His directorial debut Loveratri is set against the backdrop of Gujarat and the onscreen couple’s love story unfolds over the span of the festival of Navratri.Filmed extensively in the British capital, the film is set to release in UK cinemas on 5th October 2018.
Abhiraj spoke to Sunny Malik during the recent London schedule of the film and opened up about how his directorial debut film came about…

You’ve had press on set in London and are interacting with the UK Media even before the film has wrapped up. That is very unusual for Hindi films…
Yes, that’s true and I’ve worked with plenty of directors and never seen them simultaneously shoot the film and promote it too. It’s something different and new. I’m actually enjoying this process. Normally, we talk about the filming aspect just before the release of the film. Right now, the memories are fresh and I’m able to share the experience as I go along.

You’ve assisted on films like Jab Tak Hai Jaan and FAN, which were filmed in London. Is that why you chose London as a filming location for Loveratri?
More than me choosing the location, the script demanded it. It required us to be in London. When I read the script and London came up, the first thing that came to my mind was filming for Jab Tak Hai Jaan with Yash Chopra in London and then FAN with Shah Rukh Khan. It became a lot more special for me to be filming here.

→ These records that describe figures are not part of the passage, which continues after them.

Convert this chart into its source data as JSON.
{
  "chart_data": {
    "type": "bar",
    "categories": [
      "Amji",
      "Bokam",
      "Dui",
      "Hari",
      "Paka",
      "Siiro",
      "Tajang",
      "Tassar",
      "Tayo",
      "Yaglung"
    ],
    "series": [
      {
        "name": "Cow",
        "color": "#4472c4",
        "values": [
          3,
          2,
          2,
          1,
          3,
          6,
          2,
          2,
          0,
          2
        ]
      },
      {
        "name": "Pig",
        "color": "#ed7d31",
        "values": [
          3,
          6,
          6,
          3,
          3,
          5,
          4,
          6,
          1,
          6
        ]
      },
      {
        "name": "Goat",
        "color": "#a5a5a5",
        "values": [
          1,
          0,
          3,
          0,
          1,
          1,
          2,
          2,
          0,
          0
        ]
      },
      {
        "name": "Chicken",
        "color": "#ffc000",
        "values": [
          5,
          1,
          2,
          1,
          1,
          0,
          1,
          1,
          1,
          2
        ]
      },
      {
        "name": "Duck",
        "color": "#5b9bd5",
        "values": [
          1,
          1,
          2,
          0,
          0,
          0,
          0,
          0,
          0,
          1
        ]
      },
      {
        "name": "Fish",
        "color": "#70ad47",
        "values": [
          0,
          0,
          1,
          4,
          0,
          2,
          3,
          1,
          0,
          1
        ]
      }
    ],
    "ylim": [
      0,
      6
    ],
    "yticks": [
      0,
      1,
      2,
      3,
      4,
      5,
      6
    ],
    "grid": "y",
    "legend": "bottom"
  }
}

The most striking difference would’ve been that you were previously assisting on films which starred experienced actors. Did you feel that difference while directing Loveratri?
Not at all actually. I was very happy to start off my directorial debut with a new team and new actors. It has its own set of challenges and brings a certain level of freshness to the process. Everyone who is new, is creating a platform for themselves and all together make a solid base for that. It works for the better of the film.
 
What sort of challenging situations did you face so far during the making?
I would say working with multiple actors for one scene is always a bit challenging. Having four to five different actors in one scene is a task as you need to bring them all on the same page. But not just the actors, but also the crew behind the camera. That is a challenge but one that we have met with very well. I’ve come to a stage now where everyone who is on my set, knows what is required of them and what I want them to deliver.
Do you feel being an assistant director in the past gives you a better insight into doing that more efficiently? 
Definitely. While I was assisting on films, I would often contemplate whether to take a sabbatical and go to film school. I wasn’t sure whether I should or not. For me, Yash Raj Films was my film school. It’s a place extremely close to me and everything I know about movies is from there. From working with different actors, technicians and directors, I believe it was all preparing me for this day. 
 
Till the late 2000’s most Hindi films were in plain Hindi catering to a pan India audience. We then saw movies bring in regional characters and dialects. Your film has a lot of Gujarati elements. Why is that so important now?
The perception audiences had, for example of Delhi or Delhites, was very cliched and that’s what we saw in Hindi films. Then films like Band Baaja Baraat came in and brought out the true characters of what people in Delhi are like. We then saw that with Uttar Pradesh and other places as well. According to me, someone watching a Hindi film in the UK will really enjoy watching a film where characters are portrayed in the right way. Even audiences in Mumbai get intrigued watching characters on screen from other states. They like to see how they talk and interact. It just adds to a complete cinema experience. I think the more real the characters are, the better, as audiences are more likely to connect with them. 
Your leading actor Aayush Sharma bonded with you on the sets of Sultan. Did that bond help you directing him more productively? 
I first met Aayush on the sets of Sultan where I was the first assistant director and he was assisting me. Salman Khan had brought him on to get him a complete understanding of the movie making experience. We hit it off really well and just bonded. He is like a brother to me. The best thing about directing him is, if I have something on my mind about how a scene needs to be performed, he will understand it right away. Similarly, at times when he is not comfortable, I can just sense it as well. He doesn’t have to say it or show it, but I’ll just know.
 
How involved were you with the script as the production house Salman Khan Films was already developing the story before you came on board?
At the end of the Sultan schedule, I met with Naren Bhatt, the writer of Loveratri who had the script already. At that time, Salman Khan had spoken to me a few times about directing a film. I told him that I’m meeting this writer who has a script. We then approached Aayush. Simultaneously, Salman Khan Films was attempting to secure a good script to launch Aayush but Salman Khan liked our script and so did Aayush. My mother’s family hails from Ahmedabad which is why I know a lot about Gujarat. I was able to contribute a lot to the script in that aspect. 
 
You then cast Warina Hussain, also a newcomer, for the film. Why not an established face to have a bigger impact?
Once you see the film, you’ll know why we needed a fresh face. Also, we didn’t want audiences to have any preconceived notions about the female actor in the film. 
 
Loveratri is produced by Salman Khan Films and releases in UK cinemas on 5th October 2018.